É célebre a sua estátua em Roma, que nos foi deixada pelo gênio de Gian Lorenzo Bernini, reevocando na sua imaginação uma passagem autobiográfica (XXIX, 13): "Um dia, vi a meu lado um anjo que se achava à minha esquerda, em forma humana. (…) O anjo era de baixa estatura e muito formoso (…). Trazia na mão uma longa espada de ouro, cuja ponta parecia uma brasa acesa. Parecia-me que, em alguns momentos, ele afundava a espada no meu coração e me transpassava as entranhas e, quando tirava a espada, parecia-me que as entranhas se me escapavam com ela e eu me sentia ardendo no maior amor de Deus.

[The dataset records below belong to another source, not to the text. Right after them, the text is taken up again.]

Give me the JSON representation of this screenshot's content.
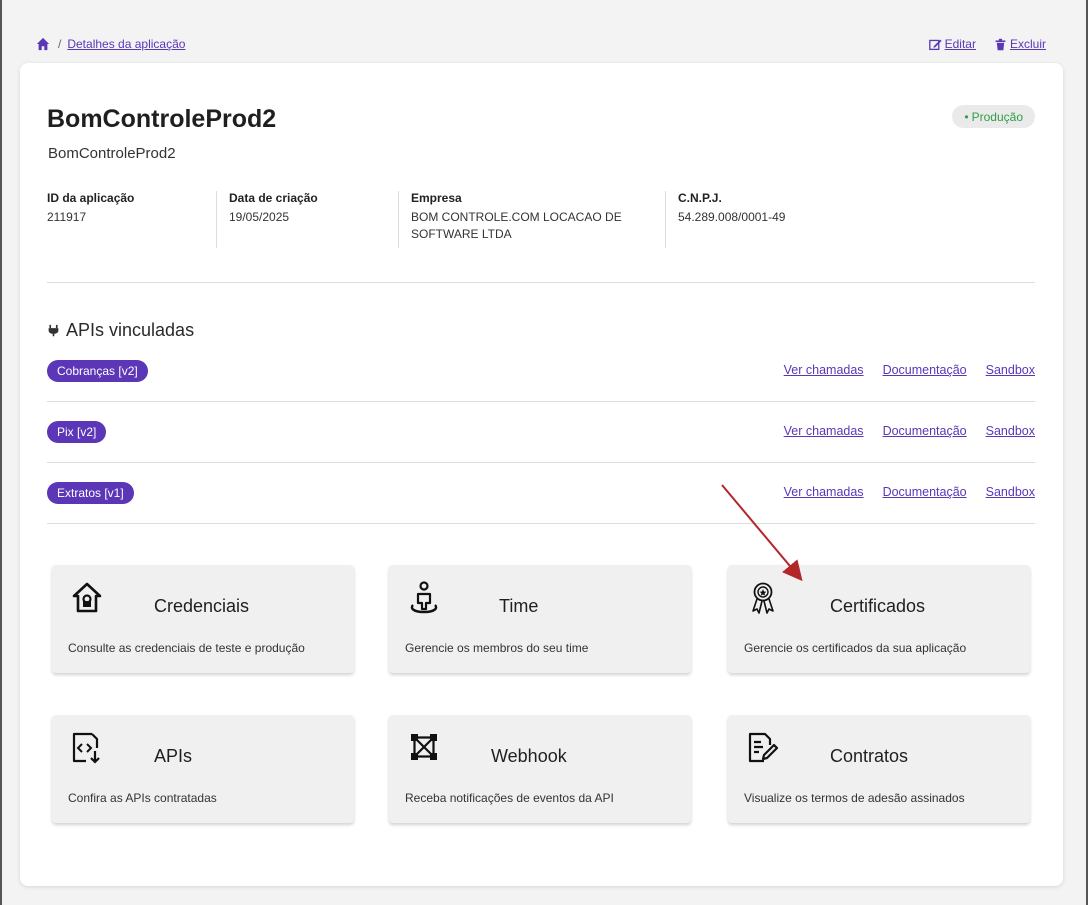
{
  "breadcrumb": {
    "current": "Detalhes da aplicação"
  },
  "actions": {
    "edit": "Editar",
    "delete": "Excluir"
  },
  "app": {
    "title": "BomControleProd2",
    "subtitle": "BomControleProd2",
    "environment": "Produção"
  },
  "info": {
    "id_label": "ID da aplicação",
    "id_value": "211917",
    "date_label": "Data de criação",
    "date_value": "19/05/2025",
    "company_label": "Empresa",
    "company_value_line1": "BOM CONTROLE.COM LOCACAO DE",
    "company_value_line2": "SOFTWARE LTDA",
    "cnpj_label": "C.N.P.J.",
    "cnpj_value": "54.289.008/0001-49"
  },
  "apis": {
    "title": "APIs vinculadas",
    "items": [
      {
        "name": "Cobranças [v2]",
        "calls": "Ver chamadas",
        "docs": "Documentação",
        "sandbox": "Sandbox"
      },
      {
        "name": "Pix [v2]",
        "calls": "Ver chamadas",
        "docs": "Documentação",
        "sandbox": "Sandbox"
      },
      {
        "name": "Extratos [v1]",
        "calls": "Ver chamadas",
        "docs": "Documentação",
        "sandbox": "Sandbox"
      }
    ]
  },
  "tiles": [
    {
      "title": "Credenciais",
      "desc": "Consulte as credenciais de teste e produção",
      "icon": "house-lock-icon"
    },
    {
      "title": "Time",
      "desc": "Gerencie os membros do seu time",
      "icon": "team-icon"
    },
    {
      "title": "Certificados",
      "desc": "Gerencie os certificados da sua aplicação",
      "icon": "certificate-icon"
    },
    {
      "title": "APIs",
      "desc": "Confira as APIs contratadas",
      "icon": "api-file-icon"
    },
    {
      "title": "Webhook",
      "desc": "Receba notificações de eventos da API",
      "icon": "webhook-icon"
    },
    {
      "title": "Contratos",
      "desc": "Visualize os termos de adesão assinados",
      "icon": "contract-icon"
    }
  ],
  "colors": {
    "brand": "#5b36b7",
    "success": "#2f9e44",
    "annotation_arrow": "#b3262a"
  }
}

A dor era tão intensa que me fazia gemer, mas, ao mesmo tempo, a doçura daquela pena excessiva era tão extraordinária que eu não queria me ver livre dela".
Uma mulher de fogo, humano e divino ao mesmo tempo: "Mulher inquieta e vagabunda que vai semeando perplexidade e confusão nos conventos da Espanha". A sua vida repleta de aventura e de coragem contra toda dificuldade foi definida assim pelo núncio apostólico em uma carta preocupada à Santa Sé.
Mulher e Santa, reformadora e mística, capaz de escondimento total por anos e de invenção de novidades que abalavam os costumes alheios, mesmo aqueles considerados mais santos e convenientes para as necessidades da Igreja do seu tempo, o século XVI, o de Lutero e do Concílio de Trento, da Reforma e da Contrarreforma...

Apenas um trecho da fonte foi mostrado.